Kıbrıs Türk Kamu Görevlileri Sendikası (Kamu-Sen), Türkiye’den gelecek suyun yönetimi konusundaki tartışmaların sağlıklı ve ayrıştırmaya yol açmayacak şekilde yapılmasının ortak akıl açısından yararlı olacağını belirtti.

Kamu-Sen Başkanı Mehmet Özkardaş yaptığı yazılı açıklamada, Sendika yönetim kurulunun görüşlerini maddeler halinde şu şekilde açıkladı:

“1.Su, Kıbrıs Türk halkı için olduğu kadar, adanın tümü için hayati öneme haiz olup, ‘barış suyu’ olabilir;

2.Türkiye'den gelip, ülkemizde yapılan arıtma tesisine girişe kadar olan suyun yönetimi Türkiye'ye, arıtma tesisinden sonraki suyun yönetimi ise ülkemize ait olmalıdır.

3.Su gibi, stratejik, kıt bulunan ve yerine ikamesi olmayan bir içeceğin özelleştirilmesine karşıyız.

4.Suyun yönetimi ile ilgili mutlaka bir, ‘Su yönetim Yasası’ yapılarak, suyun nasıl yönetileceği, yönetiminin nasıl oluşacağı, hesap verebilirliği, denetiminin nasıl ve ne şekilde olacağı, istihdam sayısı ve şekli, suyun maliyeti, yeraltı sularının kontrolü, kullanımı vs. çok iyi şekilde hazırlanarak hayata geçirilmelidir.

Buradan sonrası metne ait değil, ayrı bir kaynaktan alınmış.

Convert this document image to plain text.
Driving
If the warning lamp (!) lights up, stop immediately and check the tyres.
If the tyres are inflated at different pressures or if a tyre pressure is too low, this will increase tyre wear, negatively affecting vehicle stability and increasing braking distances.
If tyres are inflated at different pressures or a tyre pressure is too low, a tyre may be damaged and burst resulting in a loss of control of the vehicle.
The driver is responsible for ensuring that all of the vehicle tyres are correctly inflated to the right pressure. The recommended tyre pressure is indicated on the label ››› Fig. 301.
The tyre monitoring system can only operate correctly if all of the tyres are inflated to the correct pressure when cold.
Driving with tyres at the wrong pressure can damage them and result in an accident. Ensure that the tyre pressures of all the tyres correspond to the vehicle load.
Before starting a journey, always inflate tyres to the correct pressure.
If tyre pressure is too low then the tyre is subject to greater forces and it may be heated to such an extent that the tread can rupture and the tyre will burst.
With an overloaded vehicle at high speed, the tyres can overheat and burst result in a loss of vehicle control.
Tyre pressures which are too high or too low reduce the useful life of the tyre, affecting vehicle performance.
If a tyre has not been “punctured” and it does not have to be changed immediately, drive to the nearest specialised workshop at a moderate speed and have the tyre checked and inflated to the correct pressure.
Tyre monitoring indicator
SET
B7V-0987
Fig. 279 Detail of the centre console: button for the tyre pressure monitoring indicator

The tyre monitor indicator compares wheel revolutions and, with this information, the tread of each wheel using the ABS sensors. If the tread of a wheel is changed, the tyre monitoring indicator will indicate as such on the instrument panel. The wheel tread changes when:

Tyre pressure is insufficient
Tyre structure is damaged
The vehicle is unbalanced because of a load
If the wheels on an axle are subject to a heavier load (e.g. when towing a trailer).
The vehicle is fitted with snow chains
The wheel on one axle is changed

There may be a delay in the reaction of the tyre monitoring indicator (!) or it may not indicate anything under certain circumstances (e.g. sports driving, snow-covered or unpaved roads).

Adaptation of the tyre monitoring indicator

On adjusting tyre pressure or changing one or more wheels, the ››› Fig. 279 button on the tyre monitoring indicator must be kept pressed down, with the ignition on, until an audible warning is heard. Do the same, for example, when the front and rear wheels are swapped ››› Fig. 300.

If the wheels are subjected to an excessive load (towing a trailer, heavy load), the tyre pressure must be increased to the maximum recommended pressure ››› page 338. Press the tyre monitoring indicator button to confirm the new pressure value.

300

5. Belediyelerimizin suyu yönetmesine olumlu bakmakla birlikte, belediyelerin mevcut mali ve idari yapılarıyla bunu nasıl yapacaklarının açıklanması gerekir ve somut yasal değişikliklerin de yapılması gerekir.”

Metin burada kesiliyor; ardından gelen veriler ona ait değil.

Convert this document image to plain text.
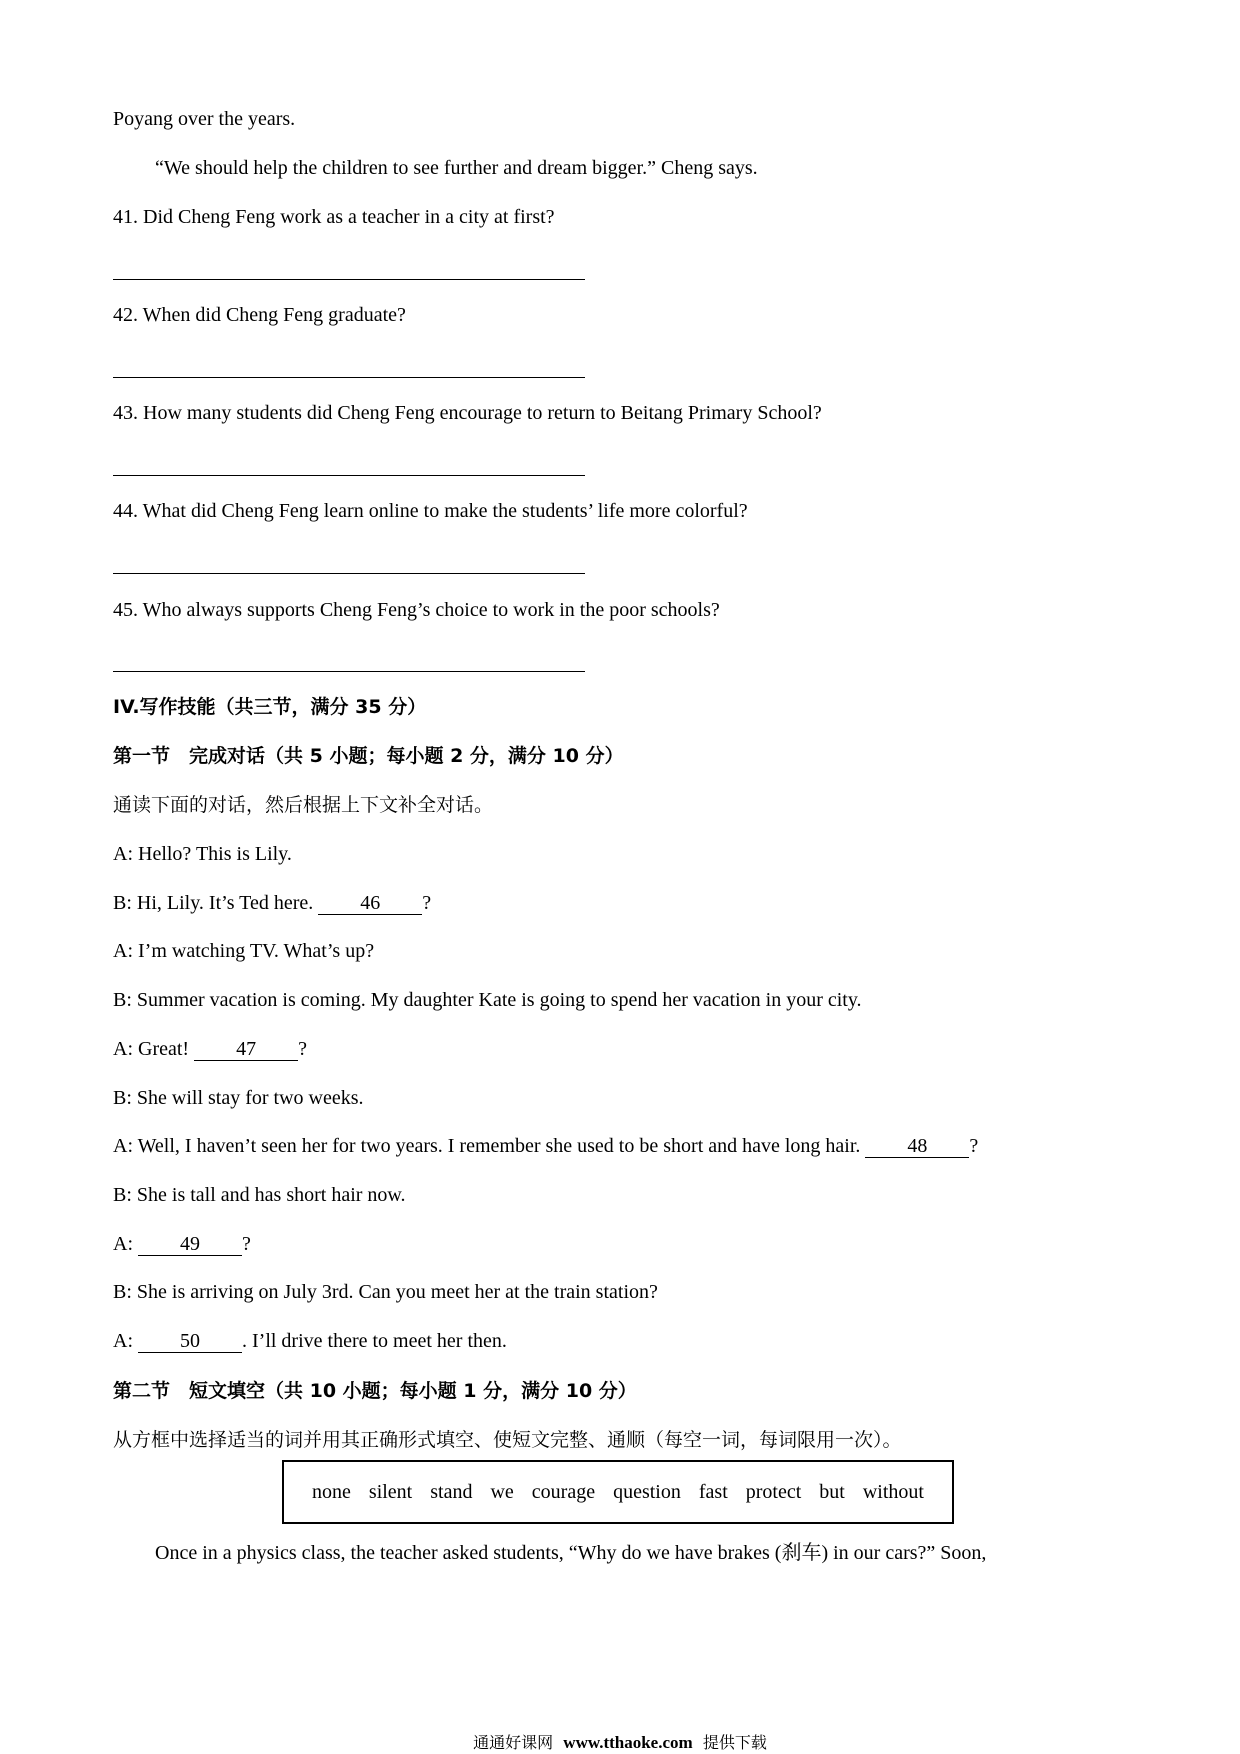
Poyang over the years.
“We should help the children to see further and dream bigger.” Cheng says.
41. Did Cheng Feng work as a teacher in a city at first?
42. When did Cheng Feng graduate?
43. How many students did Cheng Feng encourage to return to Beitang Primary School?
44. What did Cheng Feng learn online to make the students’ life more colorful?
45. Who always supports Cheng Feng’s choice to work in the poor schools?
IV.写作技能（共三节，满分 35 分）
第一节　完成对话（共 5 小题；每小题 2 分，满分 10 分）
通读下面的对话，然后根据上下文补全对话。
A: Hello? This is Lily.
B: Hi, Lily. It’s Ted here. 46 ?
A: I’m watching TV. What’s up?
B: Summer vacation is coming. My daughter Kate is going to spend her vacation in your city.
A: Great! 47 ?
B: She will stay for two weeks.
A: Well, I haven’t seen her for two years. I remember she used to be short and have long hair. 48 ?
B: She is tall and has short hair now.
A: 49 ?
B: She is arriving on July 3rd. Can you meet her at the train station?
A: 50 . I’ll drive there to meet her then.
第二节　短文填空（共 10 小题；每小题 1 分，满分 10 分）
从方框中选择适当的词并用其正确形式填空、使短文完整、通顺（每空一词，每词限用一次）。
none silent stand we courage question fast protect but without
Once in a physics class, the teacher asked students, “Why do we have brakes (刹车) in our cars?” Soon,
通通好课网 www.tthaoke.com 提供下载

Özkardaş, hemen tüm belediyelerin İhtiyat Sandığı’na, Sosyal Sigortalar’a, Kıb-Tek'e  ve bazı bankalara büyük miktarlarda borçları bulunduğunu, istihdamlarının fazla olduğunu  ve doğru dürüst hizmet verememekte olduklarını öne sürdü.

“Bizim ve halkımızın büyük çoğunluğunun endişesi de, belediyelerin mevcut bu popülist yapıları, partizanlıkları ve içinde bulundukları batık mali durumlarıyla bu işi nasıl yapacaklarıdır” diyen Özkardaş, endişelerini giderecek yasal ve yapısal değişiklikler yapılacaksa  suyun belediyelerce yönetimine destek vereceklerini kaydetti.

Özkardaş, belediyelerin suyun yönetimini, şirket kurarak değil kooperatifleşerek yapmayı da düşünmeleri gerektiğini belirtti.

Özkardaş, hayati öneme  sahip olan ve ülkenin kaderini değiştirecek su üzerinden husumet ve kavga çıkartmak yerine, hükümet yetkililerinin muhataplarıyla görüşerek, imzalanmış olan ancak, bir maddesinde de; "Taraflar karşılıklı mutabakat sağlayarak bu maddelerde değişiklikler yapabilir" ifadesinden yola çıkarak, halkın hassasiyetleri doğrultusunda değişiklikler yapabileceklerini ifade etti.